Another Final StrawMICROW 2010
There are three sides to every story, my father said, mine, your mother’s and the real one. I was six years old and he was packing his suitcases into a borrowed car. They’d been sitting on the back stoop for all to see for three days before he showed up to get them. He must’ve known they’d be there waiting because he didn’t seem surprised and never went into the house to talk to my mother. I guess their talking days were over.
I ran over and hugged him when I saw him walking from the parking lot to our apartment. Why do you have to go I asked?
It’s what your mother wants, he said and I said that mom said it was what he wanted. That’s when he told me the three sides bit so I asked him what the real reason he was leaving was and he flashed angry and said I just told you that your mother wants me out. I asked him who will tell me the real reason and he told me I’m just like my mother—calling him a liar and that I should go take a six-year old powder and some day I’ll understand.

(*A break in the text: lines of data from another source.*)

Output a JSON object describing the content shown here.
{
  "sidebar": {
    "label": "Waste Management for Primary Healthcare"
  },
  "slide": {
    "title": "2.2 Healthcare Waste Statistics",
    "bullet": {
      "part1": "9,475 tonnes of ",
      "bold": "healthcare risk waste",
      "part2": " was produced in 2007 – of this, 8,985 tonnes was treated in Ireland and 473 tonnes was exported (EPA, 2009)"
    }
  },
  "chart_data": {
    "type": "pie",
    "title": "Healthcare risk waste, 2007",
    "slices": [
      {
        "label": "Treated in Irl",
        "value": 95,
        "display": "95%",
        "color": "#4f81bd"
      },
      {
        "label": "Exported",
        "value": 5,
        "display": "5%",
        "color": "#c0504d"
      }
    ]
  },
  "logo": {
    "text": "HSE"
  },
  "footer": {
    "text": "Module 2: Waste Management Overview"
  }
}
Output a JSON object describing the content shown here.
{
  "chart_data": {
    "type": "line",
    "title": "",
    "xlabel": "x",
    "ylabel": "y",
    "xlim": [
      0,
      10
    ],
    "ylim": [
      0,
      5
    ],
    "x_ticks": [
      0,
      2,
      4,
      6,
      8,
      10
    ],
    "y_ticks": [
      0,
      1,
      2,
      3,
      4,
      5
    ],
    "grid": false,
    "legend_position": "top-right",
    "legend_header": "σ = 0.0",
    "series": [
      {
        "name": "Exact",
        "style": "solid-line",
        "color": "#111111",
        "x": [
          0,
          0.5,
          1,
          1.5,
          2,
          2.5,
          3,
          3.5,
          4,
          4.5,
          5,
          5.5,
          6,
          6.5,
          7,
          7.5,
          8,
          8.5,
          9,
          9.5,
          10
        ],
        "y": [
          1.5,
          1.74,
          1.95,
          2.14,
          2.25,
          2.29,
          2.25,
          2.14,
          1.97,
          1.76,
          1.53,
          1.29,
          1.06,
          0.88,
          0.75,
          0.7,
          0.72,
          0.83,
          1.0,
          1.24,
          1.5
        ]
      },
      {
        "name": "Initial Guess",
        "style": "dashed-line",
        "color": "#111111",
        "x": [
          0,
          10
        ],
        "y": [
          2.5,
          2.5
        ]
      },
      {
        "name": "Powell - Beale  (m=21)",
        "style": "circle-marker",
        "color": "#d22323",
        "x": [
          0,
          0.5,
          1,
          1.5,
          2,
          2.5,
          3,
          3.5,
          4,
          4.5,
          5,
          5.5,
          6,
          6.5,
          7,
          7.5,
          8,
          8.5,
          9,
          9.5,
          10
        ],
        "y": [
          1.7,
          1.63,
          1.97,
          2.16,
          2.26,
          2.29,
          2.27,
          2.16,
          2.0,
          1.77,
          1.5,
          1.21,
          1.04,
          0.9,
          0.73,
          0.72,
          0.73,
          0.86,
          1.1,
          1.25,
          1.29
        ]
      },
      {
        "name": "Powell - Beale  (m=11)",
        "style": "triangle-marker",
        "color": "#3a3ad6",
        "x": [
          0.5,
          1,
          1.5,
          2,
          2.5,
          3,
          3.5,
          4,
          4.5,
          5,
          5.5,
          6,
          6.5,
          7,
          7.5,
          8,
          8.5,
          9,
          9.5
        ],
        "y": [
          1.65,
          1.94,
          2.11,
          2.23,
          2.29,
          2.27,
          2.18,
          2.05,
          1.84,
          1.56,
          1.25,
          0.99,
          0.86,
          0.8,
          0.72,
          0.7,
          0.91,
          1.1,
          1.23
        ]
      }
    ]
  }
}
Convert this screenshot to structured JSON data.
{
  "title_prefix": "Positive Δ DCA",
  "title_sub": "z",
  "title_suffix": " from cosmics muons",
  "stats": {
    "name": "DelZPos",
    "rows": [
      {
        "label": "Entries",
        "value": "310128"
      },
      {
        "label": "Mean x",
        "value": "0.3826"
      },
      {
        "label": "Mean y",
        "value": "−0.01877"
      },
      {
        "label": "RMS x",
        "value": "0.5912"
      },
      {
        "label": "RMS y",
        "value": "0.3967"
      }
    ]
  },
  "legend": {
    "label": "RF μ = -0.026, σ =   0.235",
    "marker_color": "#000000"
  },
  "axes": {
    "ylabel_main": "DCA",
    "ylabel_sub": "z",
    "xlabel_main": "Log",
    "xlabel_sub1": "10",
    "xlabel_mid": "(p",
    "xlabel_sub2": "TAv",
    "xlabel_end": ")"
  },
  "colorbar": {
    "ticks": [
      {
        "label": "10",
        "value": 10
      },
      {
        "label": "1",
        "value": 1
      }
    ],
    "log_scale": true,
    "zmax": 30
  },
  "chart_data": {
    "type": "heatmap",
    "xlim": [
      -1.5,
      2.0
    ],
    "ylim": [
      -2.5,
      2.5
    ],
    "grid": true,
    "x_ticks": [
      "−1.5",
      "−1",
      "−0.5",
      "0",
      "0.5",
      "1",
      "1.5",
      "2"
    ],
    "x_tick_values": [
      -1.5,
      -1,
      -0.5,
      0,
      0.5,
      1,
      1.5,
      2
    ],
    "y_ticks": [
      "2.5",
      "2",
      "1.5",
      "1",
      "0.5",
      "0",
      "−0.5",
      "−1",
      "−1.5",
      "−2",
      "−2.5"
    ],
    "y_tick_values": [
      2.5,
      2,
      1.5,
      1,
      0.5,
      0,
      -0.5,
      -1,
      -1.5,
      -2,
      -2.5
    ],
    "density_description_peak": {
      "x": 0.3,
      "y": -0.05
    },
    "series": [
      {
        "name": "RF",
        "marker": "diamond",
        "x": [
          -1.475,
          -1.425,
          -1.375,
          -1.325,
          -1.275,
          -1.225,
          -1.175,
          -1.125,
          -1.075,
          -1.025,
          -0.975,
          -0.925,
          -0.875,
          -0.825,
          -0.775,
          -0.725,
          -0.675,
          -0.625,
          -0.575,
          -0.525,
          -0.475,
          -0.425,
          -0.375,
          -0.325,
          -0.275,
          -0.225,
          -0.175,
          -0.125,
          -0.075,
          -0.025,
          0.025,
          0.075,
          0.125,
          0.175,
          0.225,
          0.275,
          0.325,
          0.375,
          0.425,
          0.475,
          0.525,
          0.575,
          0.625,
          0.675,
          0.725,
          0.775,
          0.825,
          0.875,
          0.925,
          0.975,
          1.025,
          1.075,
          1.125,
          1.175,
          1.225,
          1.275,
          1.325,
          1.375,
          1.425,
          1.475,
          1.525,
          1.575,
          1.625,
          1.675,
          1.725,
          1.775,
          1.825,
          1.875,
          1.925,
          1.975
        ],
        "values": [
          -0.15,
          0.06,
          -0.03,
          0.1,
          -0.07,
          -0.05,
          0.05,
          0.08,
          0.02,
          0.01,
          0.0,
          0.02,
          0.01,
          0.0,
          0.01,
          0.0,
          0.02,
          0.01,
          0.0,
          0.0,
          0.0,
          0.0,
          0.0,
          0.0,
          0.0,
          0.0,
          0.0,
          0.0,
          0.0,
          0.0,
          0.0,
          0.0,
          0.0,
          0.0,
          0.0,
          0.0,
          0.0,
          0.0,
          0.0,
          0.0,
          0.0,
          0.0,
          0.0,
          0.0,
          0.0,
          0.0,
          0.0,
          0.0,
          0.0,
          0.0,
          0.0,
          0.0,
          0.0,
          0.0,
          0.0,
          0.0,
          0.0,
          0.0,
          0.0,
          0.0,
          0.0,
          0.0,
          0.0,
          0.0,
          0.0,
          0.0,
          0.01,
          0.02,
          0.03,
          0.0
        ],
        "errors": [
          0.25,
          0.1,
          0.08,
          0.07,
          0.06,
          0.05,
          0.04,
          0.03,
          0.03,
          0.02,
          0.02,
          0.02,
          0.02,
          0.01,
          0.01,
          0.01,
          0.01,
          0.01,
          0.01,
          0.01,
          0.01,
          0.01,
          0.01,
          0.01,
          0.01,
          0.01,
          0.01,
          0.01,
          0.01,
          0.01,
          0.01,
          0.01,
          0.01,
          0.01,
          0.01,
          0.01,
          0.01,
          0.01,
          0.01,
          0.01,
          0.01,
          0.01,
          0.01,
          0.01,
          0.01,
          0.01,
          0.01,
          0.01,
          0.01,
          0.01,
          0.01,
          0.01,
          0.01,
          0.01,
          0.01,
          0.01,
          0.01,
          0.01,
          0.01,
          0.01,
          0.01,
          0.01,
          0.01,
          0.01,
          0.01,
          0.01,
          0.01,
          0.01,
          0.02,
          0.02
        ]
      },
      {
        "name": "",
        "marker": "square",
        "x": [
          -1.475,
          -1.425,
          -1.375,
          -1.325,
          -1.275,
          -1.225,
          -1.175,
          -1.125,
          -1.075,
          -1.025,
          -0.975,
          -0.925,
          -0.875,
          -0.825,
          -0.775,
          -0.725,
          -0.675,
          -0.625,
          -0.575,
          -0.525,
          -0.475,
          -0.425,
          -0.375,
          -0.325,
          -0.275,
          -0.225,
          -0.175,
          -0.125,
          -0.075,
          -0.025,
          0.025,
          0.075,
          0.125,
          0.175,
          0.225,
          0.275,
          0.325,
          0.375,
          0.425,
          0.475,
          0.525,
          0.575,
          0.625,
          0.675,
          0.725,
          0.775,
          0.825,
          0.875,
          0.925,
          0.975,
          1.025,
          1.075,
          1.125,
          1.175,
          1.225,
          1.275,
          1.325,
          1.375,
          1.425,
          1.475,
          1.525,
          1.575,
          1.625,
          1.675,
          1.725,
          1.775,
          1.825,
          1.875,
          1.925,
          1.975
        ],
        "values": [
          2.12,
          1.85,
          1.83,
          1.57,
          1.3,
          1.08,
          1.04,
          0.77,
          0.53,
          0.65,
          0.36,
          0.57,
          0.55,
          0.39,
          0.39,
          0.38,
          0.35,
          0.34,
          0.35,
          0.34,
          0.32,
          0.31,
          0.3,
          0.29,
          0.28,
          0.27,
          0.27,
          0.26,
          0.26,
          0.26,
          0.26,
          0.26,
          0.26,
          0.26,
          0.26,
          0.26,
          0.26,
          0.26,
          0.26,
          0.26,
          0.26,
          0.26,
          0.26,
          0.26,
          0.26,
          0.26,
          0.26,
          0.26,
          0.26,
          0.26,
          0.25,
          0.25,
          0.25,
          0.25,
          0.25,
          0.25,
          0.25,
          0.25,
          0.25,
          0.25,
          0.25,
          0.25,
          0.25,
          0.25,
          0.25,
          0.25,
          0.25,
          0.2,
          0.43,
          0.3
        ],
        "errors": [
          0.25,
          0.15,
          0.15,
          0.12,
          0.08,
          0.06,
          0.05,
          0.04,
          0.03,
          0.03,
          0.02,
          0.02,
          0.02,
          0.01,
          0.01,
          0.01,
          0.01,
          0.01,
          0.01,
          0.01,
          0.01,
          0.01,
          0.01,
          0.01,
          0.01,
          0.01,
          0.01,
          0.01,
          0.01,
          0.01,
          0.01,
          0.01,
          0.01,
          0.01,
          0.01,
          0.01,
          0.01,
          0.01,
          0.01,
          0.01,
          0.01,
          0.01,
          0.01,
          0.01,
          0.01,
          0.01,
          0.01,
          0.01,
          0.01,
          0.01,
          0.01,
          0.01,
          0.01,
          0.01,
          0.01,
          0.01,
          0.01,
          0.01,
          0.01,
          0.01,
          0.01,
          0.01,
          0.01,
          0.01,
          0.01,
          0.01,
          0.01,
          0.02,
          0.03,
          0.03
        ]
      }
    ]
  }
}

I can understand today, Daddy, I said, but first I’ll have to be told the real reason. He shot me his mean look, stuck a cigar in the corner of his mouth, waved me away with the back of his hand and walked back to the car with the last suitcase—the one I’d taken his matching set of hairbrushes from and hidden them in my bedroom. They were called military brushes—kind of oval with silver backs and no handles and you used one in each hand at the same time.
He never came back for them as I’d hoped he would and when my mother saw me using them and asked me why I had the brushes I told her he gave them to me.
It figures, she said bitterly, they were my wedding gift to him.